À Los Angeles, «rien n’a changé» depuis Rodney King

 

Une fois encore à Los Angeles, les troubles ont été provoqués par des violences policières commises contre la minorité noire. Et comme pour Rodney King à Los Angeles, la mort de George Floyd, asphyxié sous le genou d’un policier blanc à Minneapolis a été filmée par un témoin. «C’est triste, mais de bien des façons, rien n’a changé hormis l’année», résume Jody David Armour, professeur de droit à l’université de Californie-du Sud (USC), interrogé par l’AFP.

«La brutalité policière à l’encontre des Américains noirs est omniprésente et persistante, ce qui déclenche des manifestations de masse», dit-il, égrenant une longue liste de précédents à travers le pays.

De l’ancien basketteur vedette Kareem Abdul-Jabbar aux anonymes descendus dans les rues de Los Angeles pour réclamer justice, beaucoup disent la même chose: la mort de Floyd n’aura été que le énième révélateur de siècles d’injustices raciales.

«Nous sommes fatigués»

«1992 ne signifie rien. Nous nous battons pour les 500 dernières années du peuple afro-américain», lâche, la voix tremblante de colère, Jessica Hubbert, manifestante rencontrée par l’AFP à Hollywood. «C’est pour nos ancêtres, pour chaque personne victime des Blancs, de la police […] C’est pour cela que nous sommes dehors. Nous sommes fatigués. Nous en avons assez. Ils continuent de nous tuer», lance cette femme noire âgée de 30 ans.

Experts et militants relèvent toutefois un changement notable en 2020: les manifestations débordent largement les seules populations noires et leurs quartiers. Ils sont aussi bien mieux organisés grâce à l’émergence du mouvement Black Lives Matter.

«On est déjà passé par là… les gens savent ce qu’est le stress des émeutes, ce que cela fait de détruire son propre quartier», explique à l’AFP John Jones III, responsable associatif dans le Watts, zone populaire et majoritairement noire du sud de Los Angeles.

Acteurs extérieurs

Alors que Rodney King avait été victime de la police de la ville, la mort de George Floyd est survenue à Minneapolis, ce qui rend le drame un peu moins personnel pour les habitants de Watts, estime-t-il.

«Mais cela fait tout aussi mal», souligne M. Jones, et cela n’empêche pas de nombreux jeunes du voisinage d’aller exprimer leur colère ailleurs, jusque dans des zones touristiques et huppées comme Beverly Hills et Santa Monica.
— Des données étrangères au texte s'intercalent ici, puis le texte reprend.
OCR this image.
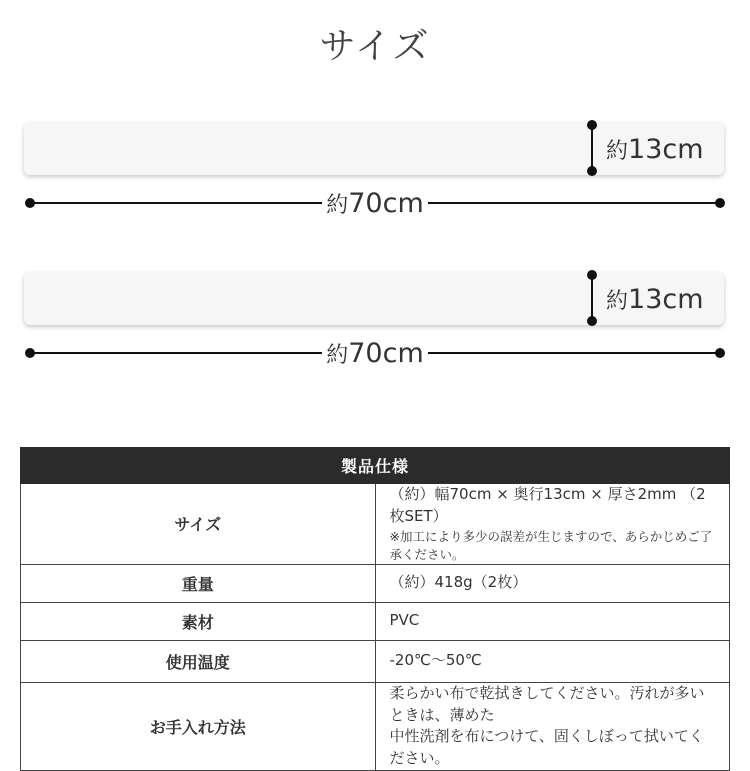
サイズ
約13cm
約70cm
約13cm
約70cm
製品仕様	
サイズ	（約）幅70cm × 奥行13cm × 厚さ2mm （2枚SET）
※加工により多少の誤差が生じますので、あらかじめご了承ください。

重量	（約）418g（2枚）
素材	PVC
使用温度	-20℃～50℃
お手入れ方法	柔らかい布で乾拭きしてください。汚れが多いときは、薄めた
中性洗剤を布につけて、固くしぼって拭いてください。
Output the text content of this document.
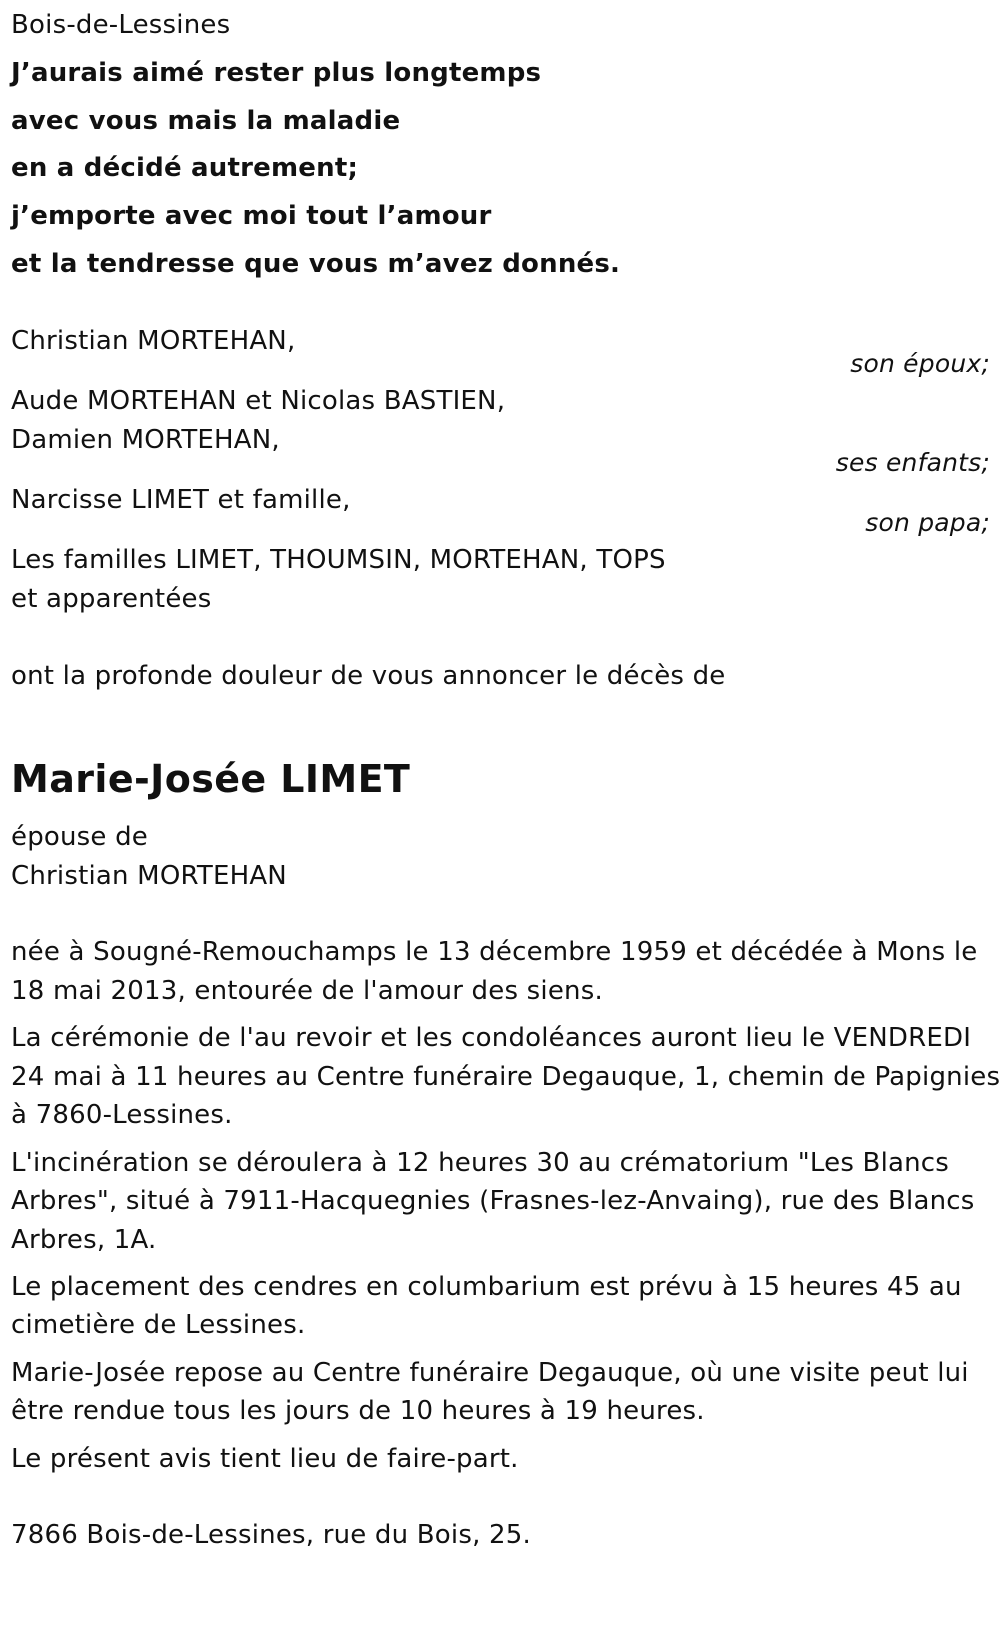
Bois-de-Lessines
J’aurais aimé rester plus longtemps
avec vous mais la maladie
en a décidé autrement;
j’emporte avec moi tout l’amour
et la tendresse que vous m’avez donnés.
Christian MORTEHAN,
son époux;
Aude MORTEHAN et Nicolas BASTIEN,
Damien MORTEHAN,
ses enfants;
Narcisse LIMET et famille,
son papa;
Les familles LIMET, THOUMSIN, MORTEHAN, TOPS
et apparentées
ont la profonde douleur de vous annoncer le décès de
Marie-Josée LIMET
épouse de
Christian MORTEHAN
née à Sougné-Remouchamps le 13 décembre 1959 et décédée à Mons le
18 mai 2013, entourée de l'amour des siens.
La cérémonie de l'au revoir et les condoléances auront lieu le VENDREDI
24 mai à 11 heures au Centre funéraire Degauque, 1, chemin de Papignies
à 7860-Lessines.
L'incinération se déroulera à 12 heures 30 au crématorium "Les Blancs
Arbres", situé à 7911-Hacquegnies (Frasnes-lez-Anvaing), rue des Blancs
Arbres, 1A.
Le placement des cendres en columbarium est prévu à 15 heures 45 au
cimetière de Lessines.
Marie-Josée repose au Centre funéraire Degauque, où une visite peut lui
être rendue tous les jours de 10 heures à 19 heures.
Le présent avis tient lieu de faire-part.
7866 Bois-de-Lessines, rue du Bois, 25.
Ils y ont retrouvé des manifestants qui ne sont ni noirs ni pauvres, mais tout aussi excédés par les discriminations raciales et les violences policières.

«Maintenant, on voit des acteurs extérieurs qui ne ressemblent pas aux victimes de ces meurtres; des militants blancs qui débarquent, qui cassent et vandalisent», relève Allissa Richardson, qui enseigne le journalisme à l’USC et a écrit un livre consacré au «journalisme smartphone» pratiqué par les militants noirs sur les réseaux sociaux.

Un signe d’espoir

«Avant, on aurait juste vu des gens de couleur faisant des dégâts dans leurs propres communautés, comme pour les émeutes de Watts ou celles pour Rodney King», estime-t-elle.

Pour Jody David Armour, la colère dépasse le seul cadre des violences policières. Inégalités sociales, économiques, sanitaires… «Partout où vous regardez, ce sont des Américains noirs qui sont au fond du trou. De plus en plus de citoyens blancs sortent du déni à ce sujet», dit Jody David Armour, qui y voit «un signe d’espoir».

«Je pense que bon nombre de ces jeunes gens commencent à dire qu’il y a un problème. Qu’en tant qu’Américains, ils ne se sentent pas prêts à faire partie d’un système qui maintient son genou sur le cou de l’Amérique noire», affirme-t-il.

Pour Jessica Hubert, les mouvements de protestation actuels sont aussi un moyen de construire l’avenir, «mon avenir». «Je veux pouvoir être sûre que j’aurai des enfants et qu’ils seront en sécurité».

Dernière différence appréciable par rapport aux décennies précédentes: les émeutes de 1965 et 1992 avaient fait des dizaines de morts, alors qu’aucune victime n’a pour l’instant été déplorée à Los Angeles.